I love it. But I'm always getting moved on. You see, I generally sell the paper outside the Eustace Miles Restaurant, and I offer it verbally to every soul that passes. If they refuse, I say something to them. Most of them reply, others come up, and we collect a little crowd until I'm told to let the people into the restaurant, and move on. Then I begin all over again.
(6) Katharine Cockin, Edith Craig (1998)
In 1916 Atwood joined the Bedford Street flat, which was to be described in Futurist terms as a factory for (cultural) missiles. She does not seem to have been involved in Edith Craig's women's suffrage theatre productions although Craig and St John may have met her at the Stage Society. Atwood remembers Craig visiting her studio. It is an image of peaceful time spent together, sharing the view of the Thames...
The Bedford Street flat became a more intense cultural centre as well as a ménage à trois: a hive of activity, where art, writing and theatre flourished. Atwood's skills were exploited by the Pioneer Players. She had trained as an artist at Westminster and the Slade School, where her teachers had been L. C. Nightingale and Professor Frederick Brown. In 1912 she had become a member of the New English Art Club where she had been exhibiting work since 1893. Atwood became known for her portraits and interiors, and her work was widely exhibited in London, Liverpool and Scotland. She was distinguished as one of the few women to receive an official commission during the First World War. In 1919 the Canadian government commissioned her to paint one of the large decorations for the Canadian War Memorial Exhibition at Burlington House.
(7) Clare Atwood, Recollections of Edith Craig (1949)

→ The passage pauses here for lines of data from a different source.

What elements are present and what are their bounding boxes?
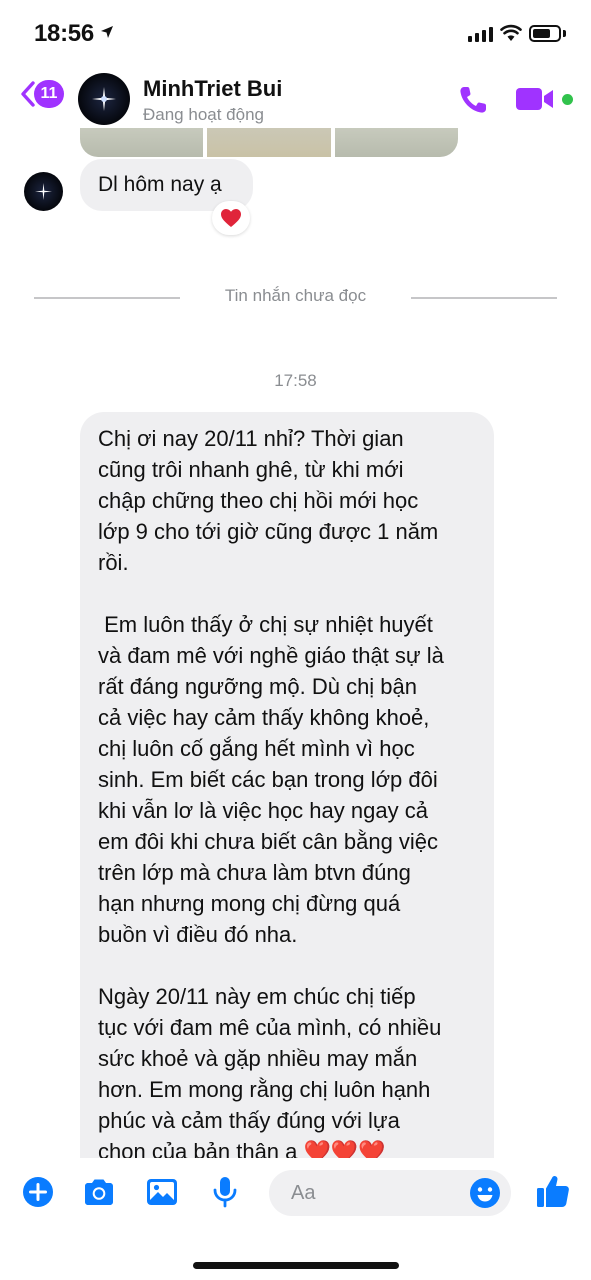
battery-tip <box>563 30 566 37</box>
message-bubble[interactable]: Chị ơi nay 20/11 nhỉ? Thời gian cũng trô… <box>80 412 494 1158</box>
sender-avatar[interactable] <box>24 172 63 211</box>
message-text: Dl hôm nay ạ <box>98 173 222 196</box>
contact-name[interactable]: MinhTriet Bui <box>143 76 282 102</box>
message-paragraph-text: Ngày 20/11 này em chúc chị tiếp tục với … <box>98 984 442 1158</box>
wifi-icon <box>500 24 522 41</box>
image-attachments[interactable] <box>80 128 458 157</box>
camera-icon[interactable] <box>82 1175 116 1209</box>
battery-icon <box>529 25 561 42</box>
microphone-icon[interactable] <box>208 1175 242 1209</box>
unread-divider-label: Tin nhắn chưa đọc <box>224 286 367 305</box>
conversation-header: 11 MinhTriet Bui Đang hoạt động <box>0 66 591 128</box>
heart-emojis: ❤️❤️❤️ <box>303 1139 386 1158</box>
contact-status: Đang hoạt động <box>143 105 264 124</box>
message-list[interactable]: Dl hôm nay ạ Tin nhắn chưa đọc 17:58 Chị… <box>0 128 591 1158</box>
online-indicator <box>562 94 573 105</box>
smiley-icon[interactable] <box>469 1177 501 1209</box>
cellular-signal-icon <box>468 27 493 42</box>
status-bar: 18:56 <box>0 0 591 66</box>
message-paragraph: Chị ơi nay 20/11 nhỉ? Thời gian cũng trô… <box>98 426 439 575</box>
message-input[interactable]: Aa <box>269 1170 511 1216</box>
video-camera-icon[interactable] <box>515 85 555 113</box>
message-paragraph: Ngày 20/11 này em chúc chị tiếp tục với … <box>98 981 478 1158</box>
star-icon <box>92 87 116 111</box>
home-indicator <box>193 1262 399 1269</box>
back-button[interactable]: 11 <box>20 80 64 108</box>
phone-icon[interactable] <box>457 84 491 116</box>
location-arrow-icon <box>101 26 113 38</box>
thumbs-up-icon[interactable] <box>535 1173 571 1209</box>
composer-bar: Aa <box>0 1158 591 1280</box>
divider-line <box>411 297 557 299</box>
image-icon[interactable] <box>145 1175 179 1209</box>
heart-icon <box>221 209 241 227</box>
image-attachment[interactable] <box>207 128 331 157</box>
image-attachment[interactable] <box>334 128 458 157</box>
heart-reaction[interactable] <box>212 201 250 235</box>
contact-avatar[interactable] <box>78 73 130 125</box>
status-time: 18:56 <box>34 20 94 47</box>
message-paragraph: Em luôn thấy ở chị sự nhiệt huyết và đam… <box>98 612 444 947</box>
unread-count-badge: 11 <box>34 80 64 108</box>
unread-divider: Tin nhắn chưa đọc <box>34 286 557 310</box>
plus-circle-icon[interactable] <box>21 1175 55 1209</box>
message-input-placeholder: Aa <box>291 1182 316 1204</box>
message-timestamp: 17:58 <box>274 371 317 390</box>
star-icon <box>35 183 52 200</box>
image-attachment[interactable] <box>80 128 204 157</box>
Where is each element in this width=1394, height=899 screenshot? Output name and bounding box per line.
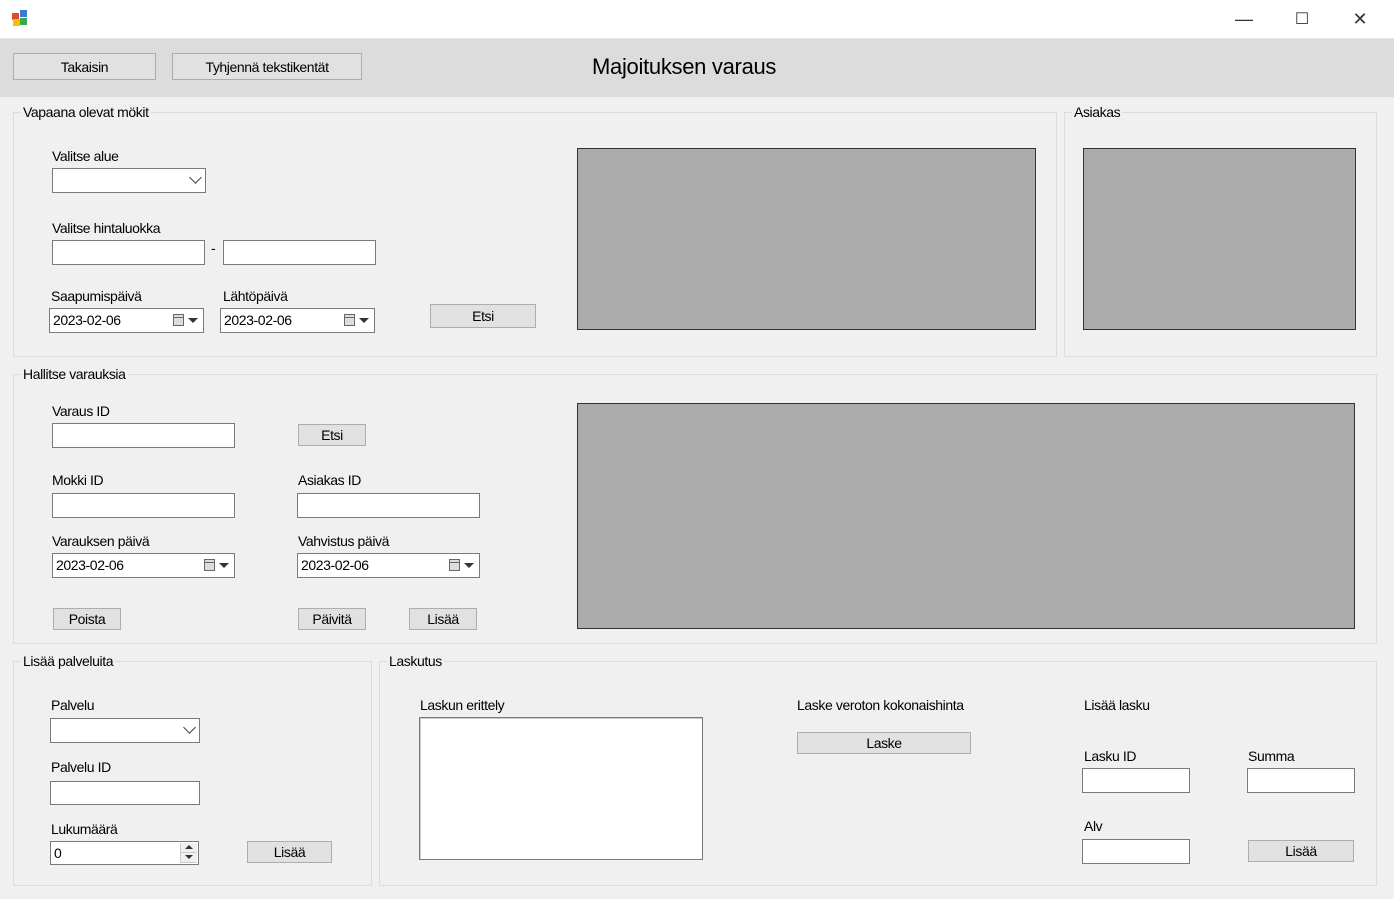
maximize-icon[interactable]: ☐ <box>1273 0 1331 38</box>
price-min-input[interactable] <box>52 240 205 265</box>
area-combobox[interactable] <box>52 168 206 193</box>
calendar-icon <box>449 559 460 571</box>
cabin-id-input[interactable] <box>52 493 235 518</box>
calculate-button[interactable]: Laske <box>797 732 971 754</box>
price-class-label: Valitse hintaluokka <box>52 220 161 236</box>
confirm-date-value: 2023-02-06 <box>301 557 369 573</box>
app-icon <box>12 10 28 26</box>
service-combobox[interactable] <box>50 718 200 743</box>
booking-date-value: 2023-02-06 <box>56 557 124 573</box>
sum-label: Summa <box>1248 748 1295 764</box>
service-label: Palvelu <box>51 697 95 713</box>
customer-group-title: Asiakas <box>1072 104 1123 120</box>
quantity-stepper[interactable]: 0 <box>50 841 199 865</box>
calendar-icon <box>344 314 355 326</box>
calendar-icon <box>204 559 215 571</box>
price-max-input[interactable] <box>223 240 376 265</box>
quantity-label: Lukumäärä <box>51 821 118 837</box>
customer-grid[interactable] <box>1083 148 1356 330</box>
spin-down-icon[interactable] <box>181 853 197 863</box>
add-invoice-button[interactable]: Lisää <box>1248 840 1354 862</box>
billing-group-title: Laskutus <box>387 653 444 669</box>
add-service-button[interactable]: Lisää <box>247 841 332 863</box>
confirm-date-label: Vahvistus päivä <box>298 533 390 549</box>
spin-up-icon[interactable] <box>181 843 197 853</box>
calendar-icon <box>173 314 184 326</box>
arrival-date-label: Saapumispäivä <box>51 288 142 304</box>
back-button[interactable]: Takaisin <box>13 53 156 80</box>
update-booking-button[interactable]: Päivitä <box>298 608 366 630</box>
search-cabins-button[interactable]: Etsi <box>430 304 536 328</box>
chevron-down-icon <box>189 171 202 184</box>
booking-date-picker[interactable]: 2023-02-06 <box>52 553 235 578</box>
add-booking-button[interactable]: Lisää <box>409 608 477 630</box>
add-services-group-title: Lisää palveluita <box>21 653 116 669</box>
dropdown-icon <box>188 318 198 323</box>
customer-id-input[interactable] <box>297 493 480 518</box>
arrival-date-picker[interactable]: 2023-02-06 <box>49 308 204 333</box>
arrival-date-value: 2023-02-06 <box>53 312 121 328</box>
delete-booking-button[interactable]: Poista <box>53 608 121 630</box>
manage-bookings-group-title: Hallitse varauksia <box>21 366 128 382</box>
departure-date-label: Lähtöpäivä <box>223 288 288 304</box>
customer-id-label: Asiakas ID <box>298 472 361 488</box>
cabin-id-label: Mokki ID <box>52 472 104 488</box>
confirm-date-picker[interactable]: 2023-02-06 <box>297 553 480 578</box>
spin-buttons[interactable] <box>180 843 197 863</box>
clear-fields-button[interactable]: Tyhjennä tekstikentät <box>172 53 362 80</box>
quantity-value: 0 <box>54 845 62 861</box>
departure-date-value: 2023-02-06 <box>224 312 292 328</box>
invoice-id-label: Lasku ID <box>1084 748 1137 764</box>
price-separator: - <box>211 240 216 256</box>
dropdown-icon <box>359 318 369 323</box>
close-icon[interactable]: ✕ <box>1331 0 1389 38</box>
search-booking-button[interactable]: Etsi <box>298 424 366 446</box>
minimize-icon[interactable]: — <box>1215 0 1273 38</box>
page-title: Majoituksen varaus <box>592 54 777 79</box>
add-invoice-label: Lisää lasku <box>1084 697 1150 713</box>
service-id-input[interactable] <box>50 781 200 805</box>
free-cabins-grid[interactable] <box>577 148 1036 330</box>
dropdown-icon <box>464 563 474 568</box>
calc-total-label: Laske veroton kokonaishinta <box>797 697 964 713</box>
invoice-breakdown-label: Laskun erittely <box>420 697 505 713</box>
window-titlebar <box>0 0 1394 39</box>
sum-input[interactable] <box>1247 768 1355 793</box>
vat-label: Alv <box>1084 818 1103 834</box>
area-label: Valitse alue <box>52 148 119 164</box>
booking-id-label: Varaus ID <box>52 403 110 419</box>
vat-input[interactable] <box>1082 839 1190 864</box>
free-cabins-group-title: Vapaana olevat mökit <box>21 104 151 120</box>
bookings-grid[interactable] <box>577 403 1355 629</box>
service-id-label: Palvelu ID <box>51 759 111 775</box>
booking-id-input[interactable] <box>52 423 235 448</box>
invoice-breakdown-textarea[interactable] <box>419 717 703 860</box>
chevron-down-icon <box>183 721 196 734</box>
invoice-id-input[interactable] <box>1082 768 1190 793</box>
departure-date-picker[interactable]: 2023-02-06 <box>220 308 375 333</box>
dropdown-icon <box>219 563 229 568</box>
booking-date-label: Varauksen päivä <box>52 533 150 549</box>
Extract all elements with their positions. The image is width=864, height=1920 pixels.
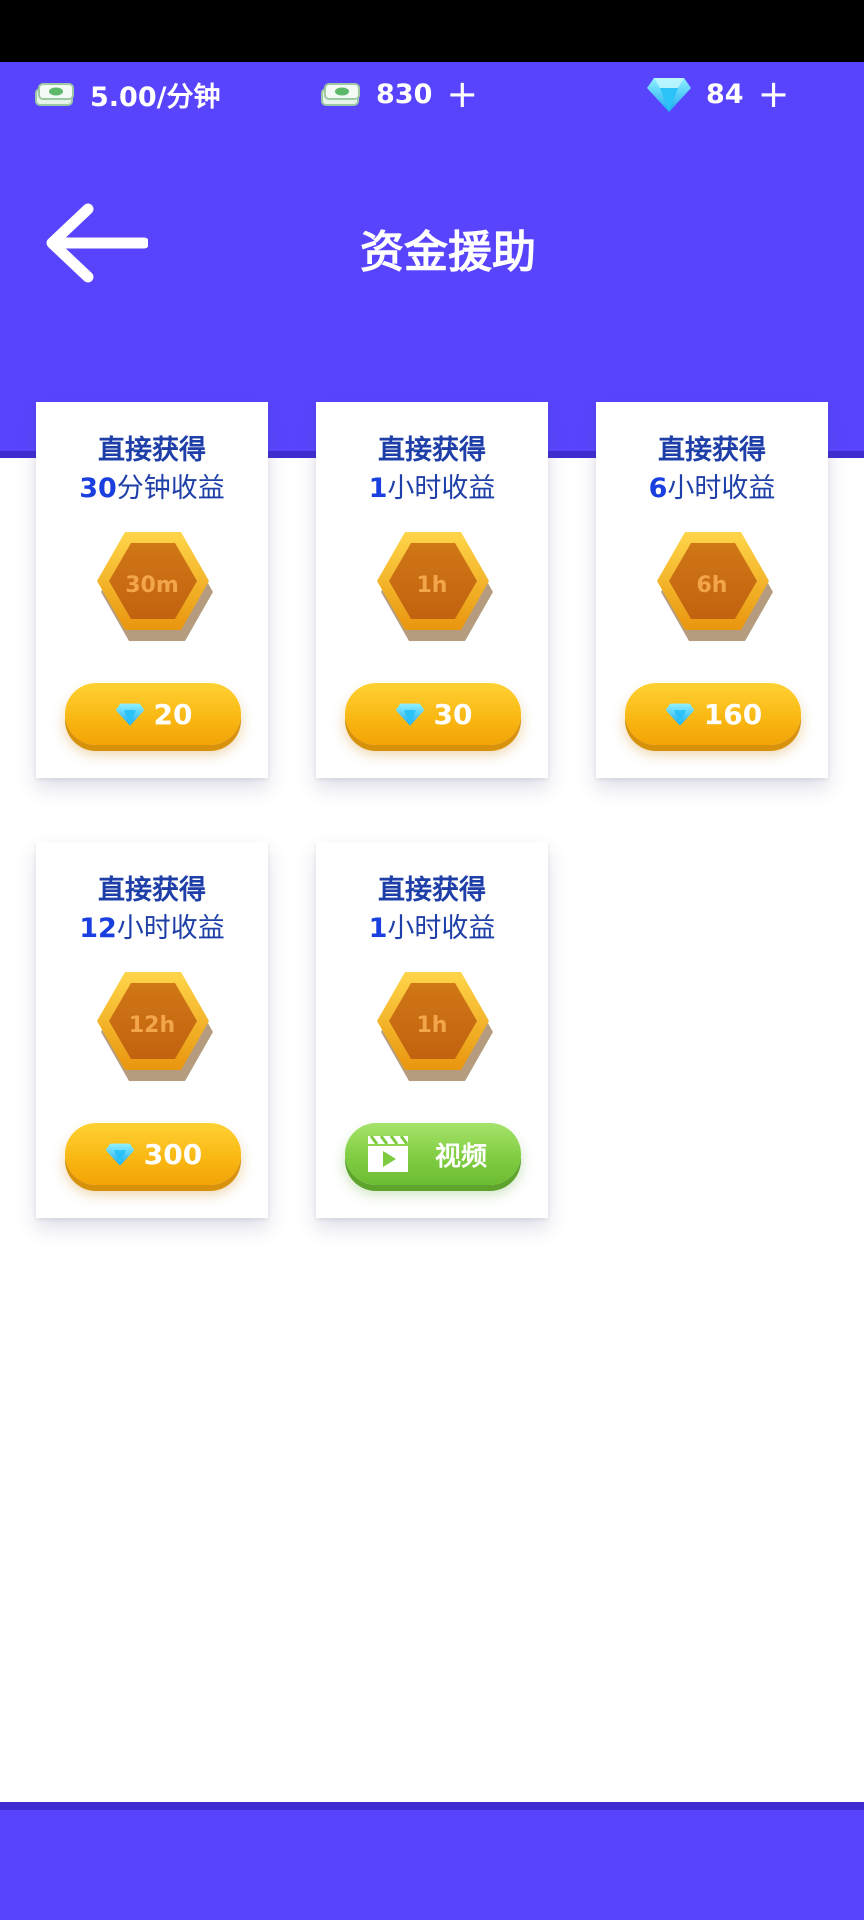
cash-value: 830 xyxy=(376,78,433,110)
coin-label: 1h xyxy=(416,1012,448,1038)
reward-amount: 1 xyxy=(368,473,388,504)
buy-with-diamonds-button[interactable]: 30 xyxy=(345,683,521,745)
cash-icon xyxy=(34,79,76,109)
reward-card-30m: 直接获得 30分钟收益 30m 20 xyxy=(36,402,268,778)
reward-card-video: 直接获得 1小时收益 1h 视频 xyxy=(316,842,548,1218)
diamond-icon xyxy=(104,1141,136,1167)
cash-display: 830 + xyxy=(320,74,478,114)
coin-badge: 6h xyxy=(649,526,775,644)
diamond-icon xyxy=(646,74,692,114)
reward-unit: 小时收益 xyxy=(667,473,776,504)
footer-bar xyxy=(0,1810,864,1920)
video-label: 视频 xyxy=(435,1141,488,1172)
buy-with-diamonds-button[interactable]: 20 xyxy=(65,683,241,745)
reward-card-12h: 直接获得 12小时收益 12h 300 xyxy=(36,842,268,1218)
coin-label: 12h xyxy=(128,1012,176,1038)
card-label: 直接获得 xyxy=(378,435,486,466)
price-label: 30 xyxy=(433,697,473,731)
reward-unit: 小时收益 xyxy=(387,913,496,944)
coin-label: 30m xyxy=(125,572,179,598)
card-reward: 30分钟收益 xyxy=(36,466,268,505)
card-label: 直接获得 xyxy=(658,435,766,466)
coin-badge: 1h xyxy=(369,526,495,644)
reward-unit: 小时收益 xyxy=(116,913,225,944)
income-rate-value: 5.00/分钟 xyxy=(90,81,221,113)
buy-with-diamonds-button[interactable]: 300 xyxy=(65,1123,241,1185)
card-reward: 6小时收益 xyxy=(596,466,828,505)
card-label: 直接获得 xyxy=(98,875,206,906)
price-label: 300 xyxy=(143,1137,203,1171)
cash-icon xyxy=(320,79,362,109)
reward-card-1h: 直接获得 1小时收益 1h 30 xyxy=(316,402,548,778)
page-title: 资金援助 xyxy=(360,227,536,278)
card-reward: 12小时收益 xyxy=(36,906,268,945)
reward-unit: 分钟收益 xyxy=(116,473,225,504)
footer-divider xyxy=(0,1802,864,1810)
reward-amount: 1 xyxy=(368,913,388,944)
diamond-icon xyxy=(664,701,696,727)
reward-amount: 30 xyxy=(79,473,117,504)
reward-unit: 小时收益 xyxy=(387,473,496,504)
coin-badge: 1h xyxy=(369,966,495,1084)
add-gems-button[interactable]: + xyxy=(758,75,790,113)
card-reward: 1小时收益 xyxy=(316,906,548,945)
income-rate-display: 5.00/分钟 xyxy=(34,74,220,114)
card-label: 直接获得 xyxy=(378,875,486,906)
reward-amount: 12 xyxy=(79,913,117,944)
card-label: 直接获得 xyxy=(98,435,206,466)
coin-badge: 12h xyxy=(89,966,215,1084)
gem-value: 84 xyxy=(706,78,744,110)
video-clapper-icon xyxy=(367,1135,409,1173)
watch-video-button[interactable]: 视频 xyxy=(345,1123,521,1185)
card-reward: 1小时收益 xyxy=(316,466,548,505)
price-label: 20 xyxy=(153,697,193,731)
diamond-icon xyxy=(394,701,426,727)
gem-display: 84 + xyxy=(646,74,789,114)
coin-label: 1h xyxy=(416,572,448,598)
coin-label: 6h xyxy=(696,572,728,598)
buy-with-diamonds-button[interactable]: 160 xyxy=(625,683,801,745)
price-label: 160 xyxy=(703,697,763,731)
reward-card-6h: 直接获得 6小时收益 6h 160 xyxy=(596,402,828,778)
reward-amount: 6 xyxy=(648,473,668,504)
coin-badge: 30m xyxy=(89,526,215,644)
diamond-icon xyxy=(114,701,146,727)
status-bar xyxy=(0,0,864,62)
add-cash-button[interactable]: + xyxy=(446,75,478,113)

It was a great day when Edy would come to spend it, complete with bags and baskets, knitting and books, in a certain studio, now no more, on Bankside looking over the river towards St Paul's. How quickly those hours flew! A run through of canvases, finished or begun, drawings and designs for future work; then, when she was tired, she would sit in a big chair, mounted on a platform before the open window, and watch the river traffic.